Cuando los meses no eran los que son…

   El nombre de los meses en nuestro actual calendario tiene un origen que remonta más de dos milenios. Septiembre era el séptimo mes en Roma cuando su calendario empezaba en el día 1 (kalendas, de ahí el nombre) de marzo. Los emperadores Julio César y Augusto dieron nombre a los 60 días en los que en el hemisferio norte el sol calienta más que nunca.

   ¿Y qué tiene que ver la “bruma” a todo esto? Al oír la palabra “bruma”, a cualquiera se le pasa por la cabeza una mañana cerca de la costa, de un canal, de un río…, o un paisaje romántico o el telón que cubre al que no quiere ser visto. Sin embargo, a esta cabeza tan extraña mía solo se le ocurrió recordar el “18 Brumario” (9 de noviembre), día del golpe de Estado de Napoleón. Y es que los meses no fueron por un tiempo lo que son, al menos en una parte de la Vieja Europa. “Bruma” dio nombre al mes más conocido de un no tan conocido calendario republicano francés cuyos nombres de meses y días no tienen nada que ver ni con romanos ni con santos de la Iglesia Católica.

   El calendario republicano francés duró de 1792 a 1806 y tenía una base fundamentalmente agrícola. El capricho humano, como tantas otras veces, cambió el nombre de unos meses cuyos nombres son tan caprichosos como aceptados hoy en día. El origen de su onomástica en el mundo de la Ilustración tiene en muchas ocasiones un origen latino, aunque en otras francés.

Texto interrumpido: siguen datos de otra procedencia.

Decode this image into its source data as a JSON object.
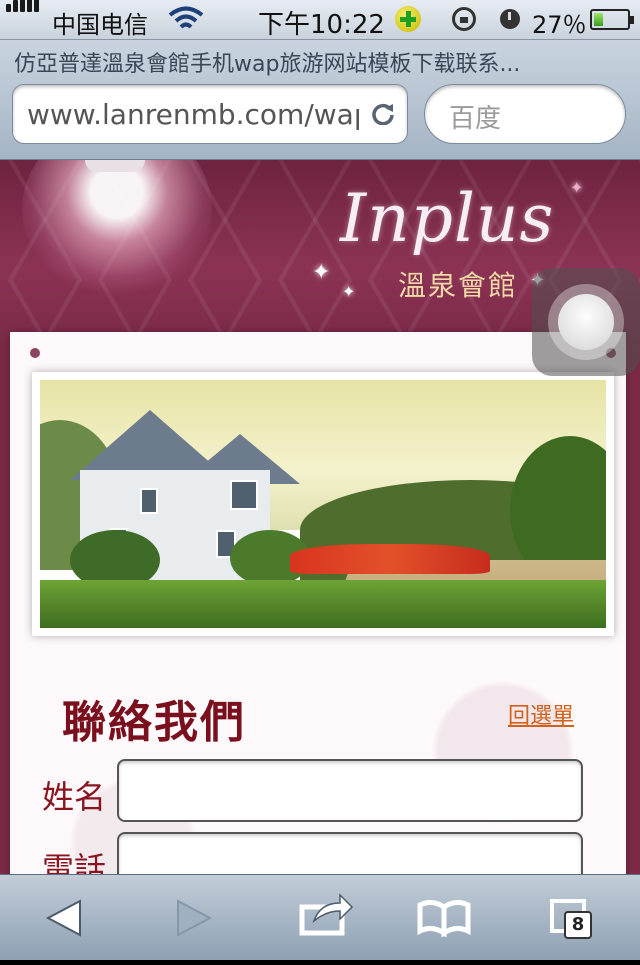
{
  "status_bar": {
    "carrier": "中国电信",
    "time": "下午10:22",
    "battery_percent": "27％",
    "battery_level": 0.27
  },
  "browser": {
    "page_title": "仿亞普達溫泉會館手机wap旅游网站模板下载联系...",
    "url": "www.lanrenmb.com/wap",
    "search_placeholder": "百度",
    "tab_count": "8"
  },
  "site": {
    "logo_script": "Inplus",
    "logo_sub": "溫泉會館",
    "section_title": "聯絡我們",
    "back_link": "回選單",
    "form": {
      "name_label": "姓名",
      "name_value": "",
      "phone_label": "電話",
      "phone_value": ""
    }
  },
  "icons": [
    "signal-bars-icon",
    "wifi-icon",
    "location-plus-icon",
    "rotation-lock-icon",
    "alarm-icon",
    "battery-icon",
    "reload-icon",
    "back-arrow-icon",
    "forward-arrow-icon",
    "share-icon",
    "bookmarks-icon",
    "tabs-icon"
  ]
}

   Del equinoccio otoñal al solsticio de invierno los meses pasaron a llamarse Vendimiare (del latín uindemia, “el de la vendimia”), Brumaire (del latín bruma, “el de la bruma/niebla”) y Frimaire (del francés frimas, “el de la escarcha”). Hasta el equinoccio primaveral sus nombres fueron Nivôse (del latín niuis, “el de la nieve”), Pluviôse (del latín pluuia, “el de la lluvia”), y Ventôse (del latín uentus, “el del viento”). Los meses en los que el día se alarga hasta su mayor duración se denominaron Germinal (del latín germen, “el de los brotes”), Floréal (del latín flos, “el de las flores”) y Prairial (en origen último del latín pratum, “el de las praderas”). El ciclo anual culminaba con los meses de Messidor (del latín Messis, “el de las cosechas”), Thermidor (del griego Thermos, “el del calor”) y Fructidor (del latín Fructus, “el de los frutos”).

   En cuanto a los días del mes, desaparecieron las semanas para dar paso a las décadas (al estilo del calendario griego) desde el Primidi al Decádi nombrados con los ordinales latinos más –di (lat. dies). Asimismo, asociar el día a uno o varios santos dio paso a nombres de plantas, animales o herramientas del mundo rural. Sin duda, un calendario mucho más natural, sobre todo en una sociedad que aún estaba muy ligada al campo. Conclusión: de “Bruma”, Brumario y Brumario en el calendario.